Si bien, la irrupción (o, más bien, el regreso) de esta corriente es un fenómeno que no hay que subestimar, especialmente debido a su inserción en los sectores juveniles, ningún elemento de la lógica política indica que estas expresiones puedan perforar un techo extremadamente bajo de los votos. A diferencia de lo que puede suceder en otros países latinoamericanos como Brasil o Perú, la política argentina cuenta con mecanismos engrasados para detener el ingreso de los outsiders. El ‘clivaje’ peronismo-antiperonismo sigue siendo un elemento central de la discusión pública en el país. La versión aggiornada de esto es lo que se denomina la grieta, es decir, la dicotomía kirchnerismomacrismo que se traduce en la presencia de dos grandes coaliciones electorales.
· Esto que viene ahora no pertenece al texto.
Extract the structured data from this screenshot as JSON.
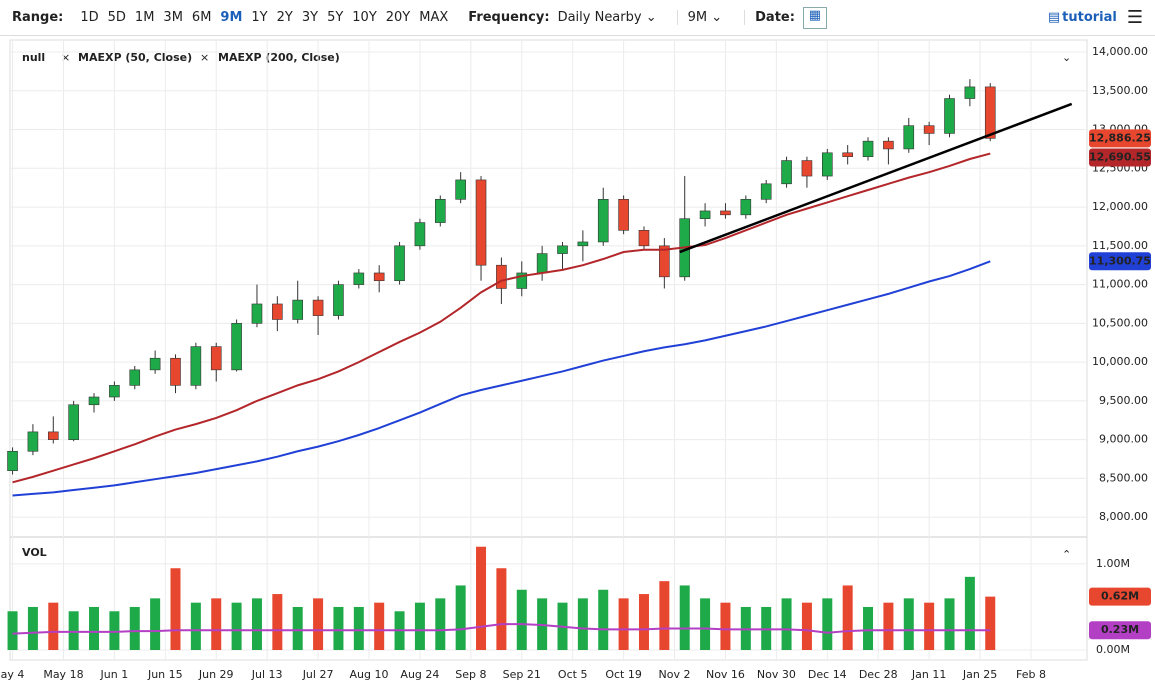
{
  "toolbar": {
    "range_label": "Range:",
    "ranges": [
      "1D",
      "5D",
      "1M",
      "3M",
      "6M",
      "9M",
      "1Y",
      "2Y",
      "3Y",
      "5Y",
      "10Y",
      "20Y",
      "MAX"
    ],
    "active_range": "9M",
    "frequency_label": "Frequency:",
    "frequency": "Daily Nearby",
    "period": "9M",
    "date_label": "Date:",
    "tutorial": "tutorial"
  },
  "chart_data": {
    "type": "candlestick",
    "name": "null",
    "up_color": "#1faa4a",
    "down_color": "#e8472f",
    "grid": true,
    "x": [
      0,
      4,
      8,
      12,
      16,
      20,
      24,
      28,
      32,
      36,
      40,
      44,
      48,
      52,
      56,
      60,
      64,
      68,
      72,
      76,
      80,
      84,
      88,
      92,
      96,
      100,
      104,
      108,
      112,
      116,
      120,
      124,
      128,
      132,
      136,
      140,
      144,
      148,
      152,
      156,
      160,
      164,
      168,
      172,
      176,
      180,
      184,
      188,
      192
    ],
    "open": [
      8600,
      8850,
      9100,
      9000,
      9450,
      9550,
      9700,
      9900,
      10050,
      9700,
      10200,
      9900,
      10500,
      10750,
      10550,
      10800,
      10600,
      11000,
      11150,
      11050,
      11500,
      11800,
      12100,
      12350,
      11250,
      10950,
      11150,
      11400,
      11500,
      11550,
      12100,
      11700,
      11500,
      11100,
      11850,
      11950,
      11900,
      12100,
      12300,
      12600,
      12400,
      12700,
      12650,
      12850,
      12750,
      13050,
      12950,
      13400,
      13550
    ],
    "high": [
      8900,
      9200,
      9300,
      9500,
      9600,
      9750,
      9950,
      10150,
      10100,
      10250,
      10250,
      10550,
      11000,
      10850,
      11050,
      10850,
      11050,
      11200,
      11250,
      11550,
      11850,
      12150,
      12450,
      12400,
      11350,
      11300,
      11500,
      11550,
      11700,
      12250,
      12150,
      11750,
      11600,
      12400,
      12050,
      12050,
      12150,
      12350,
      12650,
      12650,
      12750,
      12800,
      12900,
      12900,
      13150,
      13100,
      13450,
      13650,
      13600
    ],
    "low": [
      8550,
      8800,
      8950,
      8980,
      9350,
      9500,
      9650,
      9850,
      9600,
      9650,
      9750,
      9880,
      10450,
      10400,
      10500,
      10350,
      10550,
      10950,
      10900,
      11000,
      11450,
      11750,
      12050,
      11050,
      10750,
      10850,
      11050,
      11200,
      11300,
      11500,
      11650,
      11450,
      10950,
      11050,
      11750,
      11850,
      11850,
      12050,
      12250,
      12250,
      12350,
      12550,
      12600,
      12550,
      12700,
      12800,
      12900,
      13300,
      12850
    ],
    "close": [
      8850,
      9100,
      9000,
      9450,
      9550,
      9700,
      9900,
      10050,
      9700,
      10200,
      9900,
      10500,
      10750,
      10550,
      10800,
      10600,
      11000,
      11150,
      11050,
      11500,
      11800,
      12100,
      12350,
      11250,
      10950,
      11150,
      11400,
      11500,
      11550,
      12100,
      11700,
      11500,
      11100,
      11850,
      11950,
      11900,
      12100,
      12300,
      12600,
      12400,
      12700,
      12650,
      12850,
      12750,
      13050,
      12950,
      13400,
      13550,
      12886.25
    ],
    "close_labels": [
      null,
      null,
      null,
      null,
      null,
      null,
      null,
      null,
      null,
      null,
      null,
      null,
      null,
      null,
      null,
      null,
      null,
      null,
      null,
      null,
      null,
      null,
      null,
      null,
      null,
      null,
      null,
      null,
      null,
      null,
      null,
      null,
      null,
      null,
      null,
      null,
      null,
      null,
      null,
      null,
      null,
      null,
      null,
      null,
      null,
      null,
      null,
      null,
      "12,886.25"
    ],
    "series": [
      {
        "name": "MAEXP (50, Close)",
        "color": "#b3262a",
        "values": [
          8450,
          8520,
          8600,
          8680,
          8760,
          8850,
          8940,
          9040,
          9130,
          9200,
          9280,
          9380,
          9500,
          9600,
          9700,
          9780,
          9880,
          10000,
          10130,
          10260,
          10380,
          10520,
          10700,
          10900,
          11050,
          11110,
          11150,
          11190,
          11250,
          11330,
          11420,
          11450,
          11450,
          11480,
          11510,
          11600,
          11700,
          11800,
          11900,
          11980,
          12060,
          12140,
          12220,
          12300,
          12380,
          12450,
          12530,
          12620,
          12690.55
        ],
        "value_labels": [
          null,
          null,
          null,
          null,
          null,
          null,
          null,
          null,
          null,
          null,
          null,
          null,
          null,
          null,
          null,
          null,
          null,
          null,
          null,
          null,
          null,
          null,
          null,
          null,
          null,
          null,
          null,
          null,
          null,
          null,
          null,
          null,
          null,
          null,
          null,
          null,
          null,
          null,
          null,
          null,
          null,
          null,
          null,
          null,
          null,
          null,
          null,
          null,
          "12,690.55"
        ]
      },
      {
        "name": "MAEXP (200, Close)",
        "color": "#2141d6",
        "values": [
          8280,
          8300,
          8320,
          8350,
          8380,
          8410,
          8450,
          8490,
          8530,
          8570,
          8620,
          8670,
          8720,
          8780,
          8850,
          8910,
          8980,
          9060,
          9150,
          9250,
          9350,
          9460,
          9570,
          9640,
          9700,
          9760,
          9820,
          9880,
          9950,
          10020,
          10080,
          10140,
          10190,
          10230,
          10280,
          10340,
          10400,
          10460,
          10530,
          10600,
          10670,
          10740,
          10810,
          10880,
          10960,
          11040,
          11110,
          11200,
          11300.75
        ],
        "value_labels": [
          null,
          null,
          null,
          null,
          null,
          null,
          null,
          null,
          null,
          null,
          null,
          null,
          null,
          null,
          null,
          null,
          null,
          null,
          null,
          null,
          null,
          null,
          null,
          null,
          null,
          null,
          null,
          null,
          null,
          null,
          null,
          null,
          null,
          null,
          null,
          null,
          null,
          null,
          null,
          null,
          null,
          null,
          null,
          null,
          null,
          null,
          null,
          null,
          "11,300.75"
        ]
      }
    ],
    "trendline": {
      "x": [
        131,
        208
      ],
      "values": [
        11420,
        13330
      ],
      "color": "#000000"
    },
    "xlim": [
      -0.5,
      211
    ],
    "xticks": [
      {
        "value": 0,
        "label": "ay 4"
      },
      {
        "value": 10,
        "label": "May 18"
      },
      {
        "value": 20,
        "label": "Jun 1"
      },
      {
        "value": 30,
        "label": "Jun 15"
      },
      {
        "value": 40,
        "label": "Jun 29"
      },
      {
        "value": 50,
        "label": "Jul 13"
      },
      {
        "value": 60,
        "label": "Jul 27"
      },
      {
        "value": 70,
        "label": "Aug 10"
      },
      {
        "value": 80,
        "label": "Aug 24"
      },
      {
        "value": 90,
        "label": "Sep 8"
      },
      {
        "value": 100,
        "label": "Sep 21"
      },
      {
        "value": 110,
        "label": "Oct 5"
      },
      {
        "value": 120,
        "label": "Oct 19"
      },
      {
        "value": 130,
        "label": "Nov 2"
      },
      {
        "value": 140,
        "label": "Nov 16"
      },
      {
        "value": 150,
        "label": "Nov 30"
      },
      {
        "value": 160,
        "label": "Dec 14"
      },
      {
        "value": 170,
        "label": "Dec 28"
      },
      {
        "value": 180,
        "label": "Jan 11"
      },
      {
        "value": 190,
        "label": "Jan 25"
      },
      {
        "value": 200,
        "label": "Feb 8"
      }
    ],
    "ylim": [
      7770,
      14155
    ],
    "yticks": [
      {
        "value": 8000,
        "label": "8,000.00"
      },
      {
        "value": 8500,
        "label": "8,500.00"
      },
      {
        "value": 9000,
        "label": "9,000.00"
      },
      {
        "value": 9500,
        "label": "9,500.00"
      },
      {
        "value": 10000,
        "label": "10,000.00"
      },
      {
        "value": 10500,
        "label": "10,500.00"
      },
      {
        "value": 11000,
        "label": "11,000.00"
      },
      {
        "value": 11500,
        "label": "11,500.00"
      },
      {
        "value": 12000,
        "label": "12,000.00"
      },
      {
        "value": 12500,
        "label": "12,500.00"
      },
      {
        "value": 13000,
        "label": "13,000.00"
      },
      {
        "value": 13500,
        "label": "13,500.00"
      },
      {
        "value": 14000,
        "label": "14,000.00"
      }
    ],
    "volume_panel": {
      "title": "VOL",
      "values": [
        0.45,
        0.5,
        0.55,
        0.45,
        0.5,
        0.45,
        0.5,
        0.6,
        0.95,
        0.55,
        0.6,
        0.55,
        0.6,
        0.65,
        0.5,
        0.6,
        0.5,
        0.5,
        0.55,
        0.45,
        0.55,
        0.6,
        0.75,
        1.2,
        0.95,
        0.7,
        0.6,
        0.55,
        0.6,
        0.7,
        0.6,
        0.65,
        0.8,
        0.75,
        0.6,
        0.55,
        0.5,
        0.5,
        0.6,
        0.55,
        0.6,
        0.75,
        0.5,
        0.55,
        0.6,
        0.55,
        0.6,
        0.85,
        0.62
      ],
      "value_labels": [
        null,
        null,
        null,
        null,
        null,
        null,
        null,
        null,
        null,
        null,
        null,
        null,
        null,
        null,
        null,
        null,
        null,
        null,
        null,
        null,
        null,
        null,
        null,
        null,
        null,
        null,
        null,
        null,
        null,
        null,
        null,
        null,
        null,
        null,
        null,
        null,
        null,
        null,
        null,
        null,
        null,
        null,
        null,
        null,
        null,
        null,
        null,
        null,
        "0.62M"
      ],
      "ma": {
        "color": "#b23fc4",
        "values": [
          0.19,
          0.2,
          0.21,
          0.21,
          0.21,
          0.21,
          0.22,
          0.22,
          0.23,
          0.23,
          0.23,
          0.23,
          0.23,
          0.23,
          0.23,
          0.23,
          0.23,
          0.23,
          0.23,
          0.23,
          0.23,
          0.23,
          0.24,
          0.27,
          0.3,
          0.3,
          0.29,
          0.27,
          0.25,
          0.24,
          0.24,
          0.24,
          0.25,
          0.25,
          0.25,
          0.24,
          0.24,
          0.24,
          0.24,
          0.23,
          0.2,
          0.22,
          0.23,
          0.23,
          0.23,
          0.23,
          0.23,
          0.23,
          0.23
        ],
        "value_labels": [
          null,
          null,
          null,
          null,
          null,
          null,
          null,
          null,
          null,
          null,
          null,
          null,
          null,
          null,
          null,
          null,
          null,
          null,
          null,
          null,
          null,
          null,
          null,
          null,
          null,
          null,
          null,
          null,
          null,
          null,
          null,
          null,
          null,
          null,
          null,
          null,
          null,
          null,
          null,
          null,
          null,
          null,
          null,
          null,
          null,
          null,
          null,
          null,
          "0.23M"
        ]
      },
      "ylim": [
        0,
        1.22
      ],
      "yticks": [
        {
          "value": 0,
          "label": "0.00M"
        },
        {
          "value": 1,
          "label": "1.00M"
        }
      ]
    }
  }
}
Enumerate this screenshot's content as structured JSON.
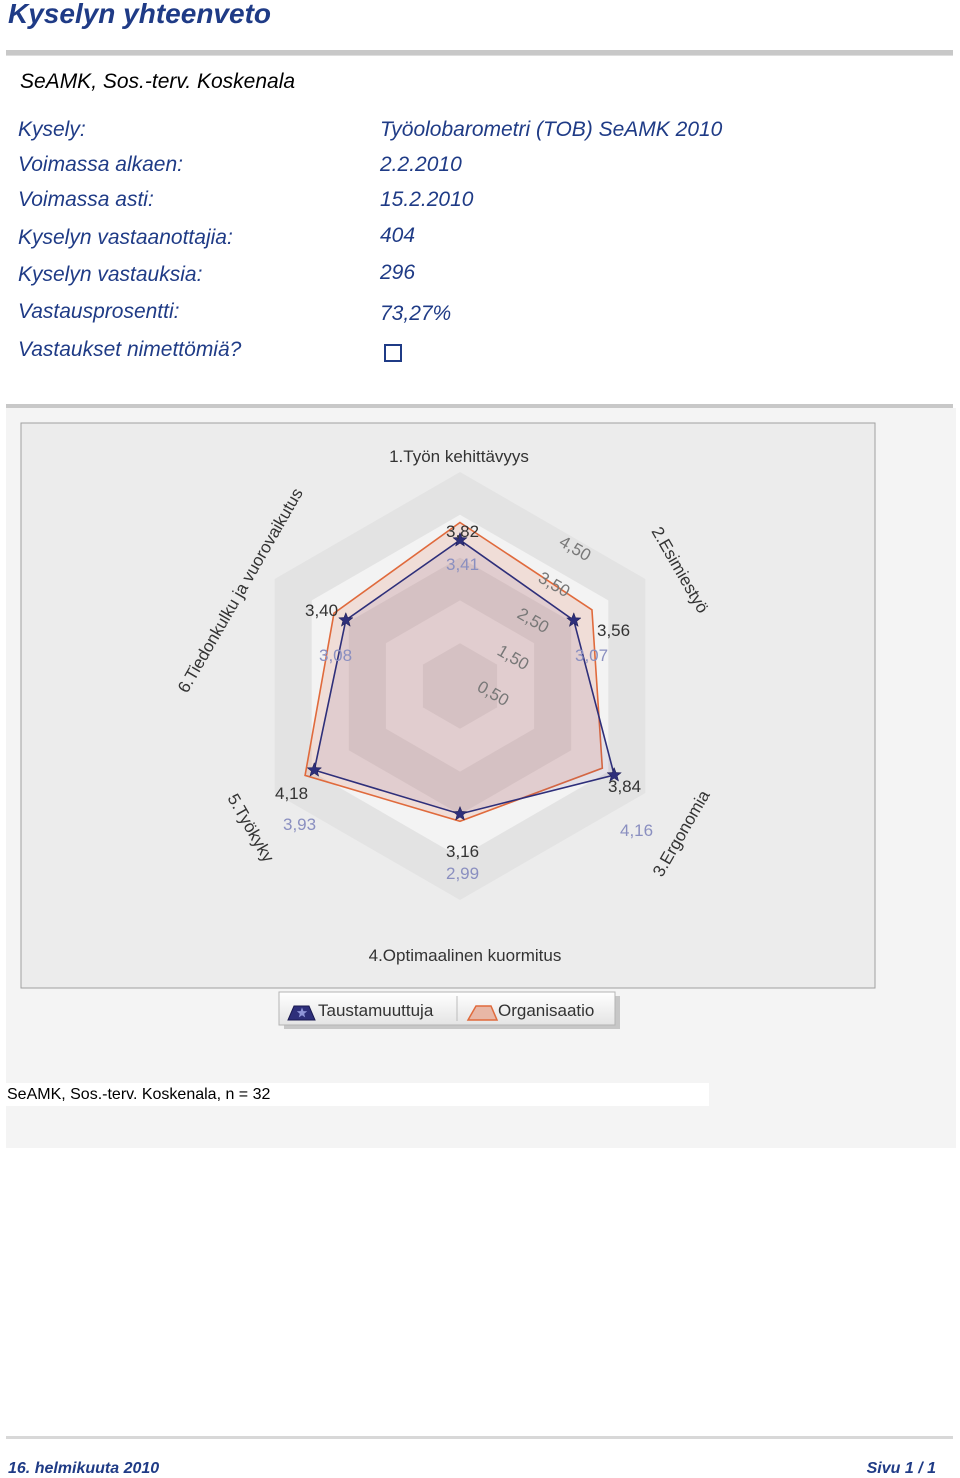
{
  "header": {
    "title": "Kyselyn yhteenveto",
    "subtitle": "SeAMK, Sos.-terv. Koskenala"
  },
  "info": [
    {
      "label": "Kysely:",
      "value": "Työolobarometri (TOB) SeAMK 2010"
    },
    {
      "label": "Voimassa alkaen:",
      "value": "2.2.2010"
    },
    {
      "label": "Voimassa asti:",
      "value": "15.2.2010"
    },
    {
      "label": "Kyselyn vastaanottajia:",
      "value": "404"
    },
    {
      "label": "Kyselyn vastauksia:",
      "value": "296"
    },
    {
      "label": "Vastausprosentti:",
      "value": "73,27%"
    },
    {
      "label": "Vastaukset nimettömiä?",
      "value": ""
    }
  ],
  "anonymous_checked": false,
  "chart_data": {
    "type": "radar",
    "axes": [
      "1.Työn kehittävyys",
      "2.Esimiestyö",
      "3.Ergonomia",
      "4.Optimaalinen kuormitus",
      "5.Työkyky",
      "6.Tiedonkulku ja vuorovaikutus"
    ],
    "scale_ticks": [
      "0,50",
      "1,50",
      "2,50",
      "3,50",
      "4,50"
    ],
    "scale_max": 5,
    "series": [
      {
        "name": "Taustamuuttuja",
        "values": [
          3.41,
          3.07,
          4.16,
          2.99,
          3.93,
          3.08
        ],
        "labels": [
          "3,41",
          "3,07",
          "4,16",
          "2,99",
          "3,93",
          "3,08"
        ],
        "color": "#2e2f7a"
      },
      {
        "name": "Organisaatio",
        "values": [
          3.82,
          3.56,
          3.84,
          3.16,
          4.18,
          3.4
        ],
        "labels": [
          "3,82",
          "3,56",
          "3,84",
          "3,16",
          "4,18",
          "3,40"
        ],
        "color": "#e06a3c"
      }
    ],
    "caption": "SeAMK, Sos.-terv. Koskenala, n = 32"
  },
  "footer": {
    "date": "16. helmikuuta 2010",
    "page": "Sivu 1 / 1"
  }
}
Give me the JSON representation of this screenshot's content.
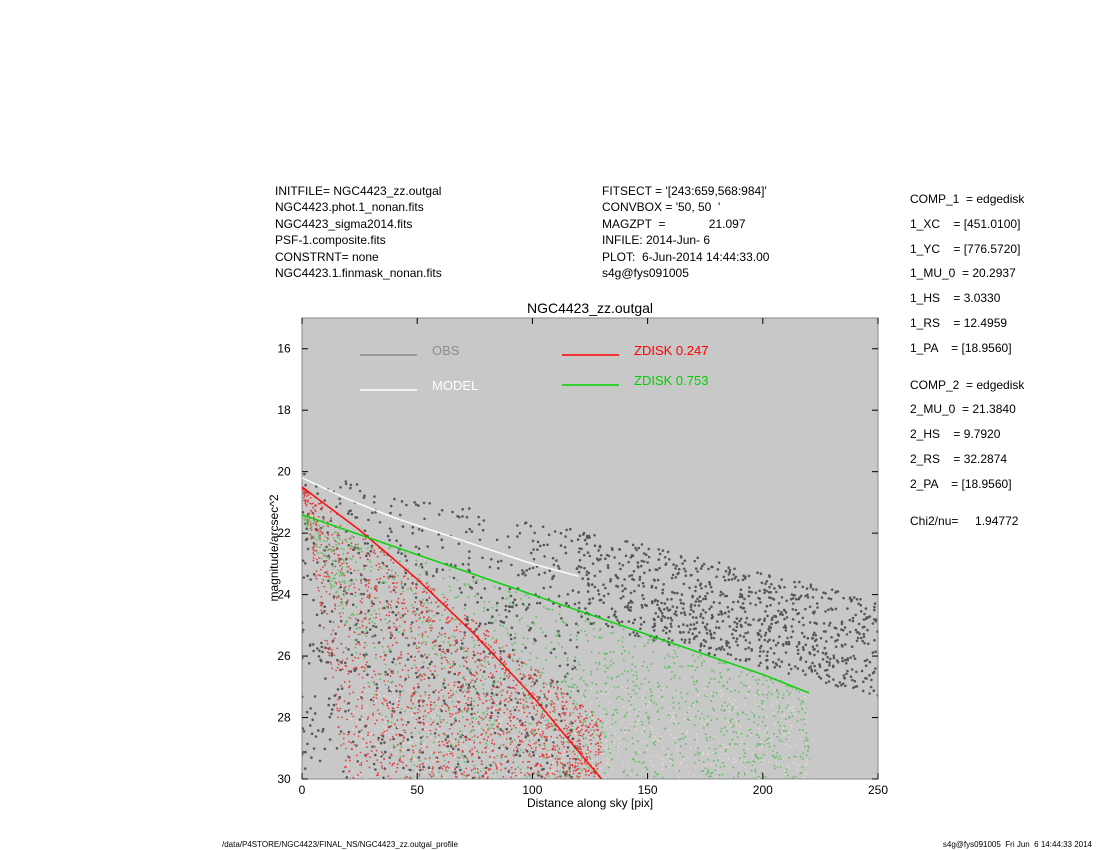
{
  "header_left": [
    "INITFILE= NGC4423_zz.outgal",
    "NGC4423.phot.1_nonan.fits",
    "NGC4423_sigma2014.fits",
    "PSF-1.composite.fits",
    "CONSTRNT= none",
    "NGC4423.1.finmask_nonan.fits"
  ],
  "header_mid": [
    "FITSECT = '[243:659,568:984]'",
    "CONVBOX = '50, 50  '",
    "MAGZPT  =             21.097",
    "INFILE: 2014-Jun- 6",
    "PLOT:  6-Jun-2014 14:44:33.00",
    "s4g@fys091005"
  ],
  "header_right": [
    "COMP_1  = edgedisk",
    "1_XC    = [451.0100]",
    "1_YC    = [776.5720]",
    "1_MU_0  = 20.2937",
    "1_HS    = 3.0330",
    "1_RS    = 12.4959",
    "1_PA    = [18.9560]",
    "",
    "COMP_2  = edgedisk",
    "2_MU_0  = 21.3840",
    "2_HS    = 9.7920",
    "2_RS    = 32.2874",
    "2_PA    = [18.9560]",
    "",
    "Chi2/nu=     1.94772"
  ],
  "footer_left": "/data/P4STORE/NGC4423/FINAL_NS/NGC4423_zz.outgal_profile",
  "footer_right": "s4g@fys091005  Fri Jun  6 14:44:33 2014",
  "chart_data": {
    "type": "scatter",
    "title": "NGC4423_zz.outgal",
    "xlabel": "Distance along sky [pix]",
    "ylabel": "magnitude/arcsec^2",
    "xlim": [
      0,
      250
    ],
    "ylim": [
      30,
      15
    ],
    "y_inverted": true,
    "xticks": [
      0,
      50,
      100,
      150,
      200,
      250
    ],
    "yticks": [
      16,
      18,
      20,
      22,
      24,
      26,
      28,
      30
    ],
    "background": "#c8c8c8",
    "legend": [
      {
        "label": "OBS",
        "color": "#8c8c8c"
      },
      {
        "label": "MODEL",
        "color": "#ffffff"
      },
      {
        "label": "ZDISK  0.247",
        "color": "#ff0000"
      },
      {
        "label": "ZDISK  0.753",
        "color": "#00d000"
      }
    ],
    "series": [
      {
        "name": "OBS",
        "color": "#555555",
        "x": [
          0,
          10,
          20,
          30,
          40,
          50,
          60,
          80,
          100,
          120,
          150,
          180,
          200,
          220,
          250
        ],
        "y": [
          20.0,
          20.5,
          21.0,
          21.4,
          21.7,
          21.9,
          22.1,
          22.6,
          23.0,
          23.5,
          24.0,
          24.2,
          24.3,
          24.4,
          24.5
        ]
      },
      {
        "name": "MODEL",
        "color": "#ffffff",
        "x": [
          0,
          20,
          40,
          60,
          80,
          100,
          120
        ],
        "y": [
          20.2,
          20.9,
          21.5,
          22.0,
          22.5,
          23.0,
          23.4
        ]
      },
      {
        "name": "ZDISK  0.247",
        "color": "#ff0000",
        "x": [
          0,
          25,
          50,
          75,
          100,
          130
        ],
        "y": [
          20.5,
          21.9,
          23.5,
          25.3,
          27.3,
          30.0
        ]
      },
      {
        "name": "ZDISK  0.753",
        "color": "#00d000",
        "x": [
          0,
          50,
          100,
          150,
          200,
          220
        ],
        "y": [
          21.4,
          22.7,
          24.0,
          25.3,
          26.6,
          27.2
        ]
      }
    ]
  }
}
Personajes como Milei y los libertarios apuestan a romper la polarización gracias al voto joven. Es probable que pueda lograr una elección relativamente buena para sus expectativas, un 5% en Caba, convirtiéndose en el partido de extrema derecha con mayor apoyo desde los tiempos de la Ucedé. Le quedaran dos alternativas de cara al futuro: diluirse como un gritón más en la Cámara de Diputados, o unirse a la coalición de centro-derecha liberal que pretende disputar el poder al oficialismo. Por ahora, todo parece indicar, que se inclina por la primera opción.